Many of Jack's other pictures exist only as contact sheets, from which he is deciding which to blow up for a small exhibition he is putting on, at his own expense, from 28 January to 9 February at Lauderdale House in Highgate. Some of these were much more ambiguous. The photographs of the 20-year-old standing at the end of Jack's garden draped in ivy struck me as a piece of soft pornography. She is an actress and he paid her to pose. The prints would look, he said, like Julia Margaret Cameron's work. Jack elaborated on his desire to help women to feel good about themselves: 'Many men put down their wives and make negative remarks about them in order to control them. He has got money but this cold, hard, focused businessman has nothing left for his partner. He has no feelings and he undermines her confidence by regular negative remarks about her appearance.'

He instanced Marilyn Monroe as a woman who felt needless doubts about how she looked, to which one could not avoid replying that having many wonderful pictures taken of herself did not seem to have helped her much. And might not a photographer become as controlling of women as the horrible husbands he had mentioned? Was he not just getting women to take their clothes off for him?

'I'm not getting her to take her clothes off,' Jack said. 'She's volunteering to take her clothes off. It's not a strip club or anything. But it's true that a lot of photographers are controlling. They shout and scream.'

Was there not a danger of all this degenerating into something sleazy? 'That could he so if I wasn't with my wife,' Jack said, tut she edits everything.'

Most of us have enough vanity to be gratified when we see what we consider to be a good photograph of ourselves, and embarrassed when we see a bad one. But the most powerful objection to his idea of beautiful pictures as therapy, I suggested, was that it strengthened the belief that looks are the most important thing in life. Wasn't the real need to convince people that looks matter far less than we imagine?

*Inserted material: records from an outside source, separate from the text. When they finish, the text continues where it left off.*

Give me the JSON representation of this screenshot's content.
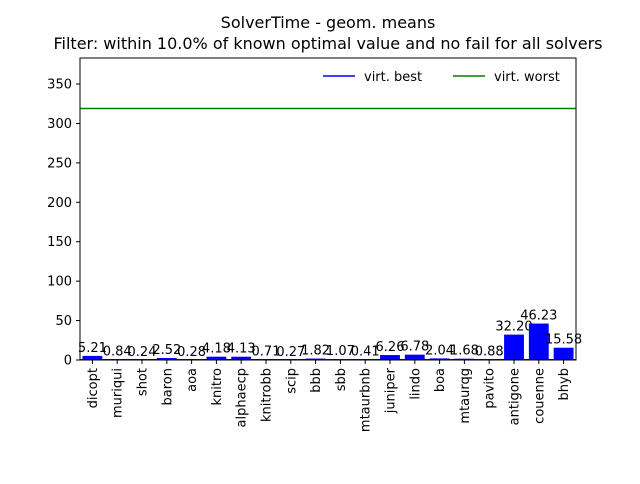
{
  "chart_data": {
    "type": "bar",
    "title": "SolverTime - geom. means",
    "subtitle": "Filter: within 10.0% of known optimal value and no fail for all solvers",
    "xlabel": "",
    "ylabel": "",
    "ylim": [
      0,
      383
    ],
    "yticks": [
      0,
      50,
      100,
      150,
      200,
      250,
      300,
      350
    ],
    "grid": false,
    "legend_placement": "top-right",
    "bar_color": "#0000ff",
    "categories": [
      "dicopt",
      "muriqui",
      "shot",
      "baron",
      "aoa",
      "knitro",
      "alphaecp",
      "knitrobb",
      "scip",
      "bbb",
      "sbb",
      "mtaurbnb",
      "juniper",
      "lindo",
      "boa",
      "mtaurqg",
      "pavito",
      "antigone",
      "couenne",
      "bhyb"
    ],
    "values": [
      5.21,
      0.84,
      0.24,
      2.52,
      0.28,
      4.18,
      4.13,
      0.71,
      0.27,
      1.82,
      1.07,
      0.41,
      6.26,
      6.78,
      2.04,
      1.68,
      0.88,
      32.2,
      46.23,
      15.58
    ],
    "value_labels": [
      "5.21",
      "0.84",
      "0.24",
      "2.52",
      "0.28",
      "4.18",
      "4.13",
      "0.71",
      "0.27",
      "1.82",
      "1.07",
      "0.41",
      "6.26",
      "6.78",
      "2.04",
      "1.68",
      "0.88",
      "32.20",
      "46.23",
      "15.58"
    ],
    "reference_lines": [
      {
        "name": "virt. best",
        "value": 0.24,
        "color": "#0000ff"
      },
      {
        "name": "virt. worst",
        "value": 319,
        "color": "#008000"
      }
    ]
  }
}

'It sounds great.' Jack replied, tut in effect our society sets great store by what you look like and what you could look like.' He pointed out that this attitude is reinforced by innumerable 'articles, magazines and television programmes saying what you should really look like to be happy with yourself.

He could also have claimed that he intends, in his photographs, to bring out the beauty of people who do not think of themselves as beautiful. If this is true, it is a worthy aim, for there is beauty in everyone.